After reading and writing about the journey of Lewis & Clark over the past few days, I decided to conduct an expedition of my own along the Missouri River. So, this morning, I headed south from Columbia, dipping across Gans Creek at Rockbridge State Park, crossing wooded hills and rolling farmlands to its south and then dropping into the broad valley of Bonne Femme Creek. Nearing the mouth of the latter stream, I parked my pickup and took a walk along the Katy Trail, a Missouri State Park that parallels the Missouri River for much of its course in the State.

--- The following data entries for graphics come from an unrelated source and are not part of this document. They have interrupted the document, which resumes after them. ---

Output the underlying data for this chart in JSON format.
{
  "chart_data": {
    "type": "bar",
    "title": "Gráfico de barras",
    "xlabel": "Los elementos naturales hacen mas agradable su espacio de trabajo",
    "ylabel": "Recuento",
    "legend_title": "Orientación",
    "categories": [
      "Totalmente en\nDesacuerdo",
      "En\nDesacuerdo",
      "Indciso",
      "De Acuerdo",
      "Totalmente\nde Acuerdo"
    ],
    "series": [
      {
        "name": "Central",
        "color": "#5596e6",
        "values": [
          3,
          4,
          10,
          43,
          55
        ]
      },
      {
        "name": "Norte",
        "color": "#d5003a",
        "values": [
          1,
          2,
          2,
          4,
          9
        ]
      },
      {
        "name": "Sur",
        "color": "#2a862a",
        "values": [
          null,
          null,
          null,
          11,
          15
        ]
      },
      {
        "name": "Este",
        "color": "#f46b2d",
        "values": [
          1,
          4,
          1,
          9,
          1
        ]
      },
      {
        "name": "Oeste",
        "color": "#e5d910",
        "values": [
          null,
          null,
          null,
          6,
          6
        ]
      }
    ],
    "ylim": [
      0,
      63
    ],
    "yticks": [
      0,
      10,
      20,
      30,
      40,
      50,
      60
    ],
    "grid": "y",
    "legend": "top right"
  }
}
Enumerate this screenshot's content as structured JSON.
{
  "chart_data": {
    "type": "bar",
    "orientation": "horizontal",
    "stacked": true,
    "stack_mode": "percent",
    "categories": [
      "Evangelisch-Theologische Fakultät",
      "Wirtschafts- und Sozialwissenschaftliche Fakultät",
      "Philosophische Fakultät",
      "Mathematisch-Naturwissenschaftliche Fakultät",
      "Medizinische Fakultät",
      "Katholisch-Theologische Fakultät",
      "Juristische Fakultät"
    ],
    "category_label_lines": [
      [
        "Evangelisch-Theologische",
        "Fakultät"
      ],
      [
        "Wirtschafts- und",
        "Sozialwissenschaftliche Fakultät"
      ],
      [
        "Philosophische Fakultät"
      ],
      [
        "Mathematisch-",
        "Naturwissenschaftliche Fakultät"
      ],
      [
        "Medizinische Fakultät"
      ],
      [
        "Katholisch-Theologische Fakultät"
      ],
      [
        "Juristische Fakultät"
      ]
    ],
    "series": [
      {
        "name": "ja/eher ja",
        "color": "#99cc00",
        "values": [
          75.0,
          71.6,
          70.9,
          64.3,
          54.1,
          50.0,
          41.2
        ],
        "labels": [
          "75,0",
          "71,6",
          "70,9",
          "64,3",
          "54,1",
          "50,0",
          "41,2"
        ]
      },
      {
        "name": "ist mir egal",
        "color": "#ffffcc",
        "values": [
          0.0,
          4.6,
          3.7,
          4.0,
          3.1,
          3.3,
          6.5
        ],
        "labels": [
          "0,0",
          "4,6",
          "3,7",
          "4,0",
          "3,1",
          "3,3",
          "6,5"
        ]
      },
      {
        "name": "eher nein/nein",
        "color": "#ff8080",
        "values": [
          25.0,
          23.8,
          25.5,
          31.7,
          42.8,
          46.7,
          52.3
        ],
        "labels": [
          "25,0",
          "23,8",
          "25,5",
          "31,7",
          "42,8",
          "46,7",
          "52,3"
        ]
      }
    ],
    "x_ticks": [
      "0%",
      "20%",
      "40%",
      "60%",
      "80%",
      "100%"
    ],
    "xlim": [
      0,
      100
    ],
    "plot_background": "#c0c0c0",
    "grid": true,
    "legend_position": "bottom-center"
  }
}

Crossing the Bonne Femme bridge, I stopped to look for mink or otter along the creek's muddy banks; no success in that regard but I did spot a green heron hunting in the flotsam and a flock of red-headed woodpeckers in dead trees along the stream. Woodlands along the trail were full of summer songbirds, including yellow warblers, yellow-breasted chats and blue-gray gnatcatchers. Returning to my pickup, I drove out to the banks of the Missouri, just in time to see two bald eagles alight in the cottonwoods that line the river; red-tailed hawks, eastern kingbirds, great crested flycatchers and Baltimore orioles were also observed in those trees. Cropfields and the brushy floodplain borders attracted a mix of sparrows, dickcissels, American goldfinches and indigo buntings while transient pools drew leopard frogs, snapping turtles, killdeer, spotted sandpipers, great blue herons and small flocks of migrant shorebirds. Swallows (tree, barn and cliff) gathered on powerlines or strafed the fields and river, preparing for their journey to South America.
Gazing upriver, I realized that the landscape still looks very much like it did to Lewis & Clark in 1804; as if to strengthen that impression, a canoeist paddled down the river, his craft loaded with fishing and camping gear. Though I did not encounter massive herds of bison, grizzlies or packs of wolves on my brief expedition, I did see at least forty species of birds on this bright summer morning, creatures that were all but ignored in the Journals of Lewis & Clark (at least in the edited version). Sadly, most modern Americans are oblivious of this avian diversity as well.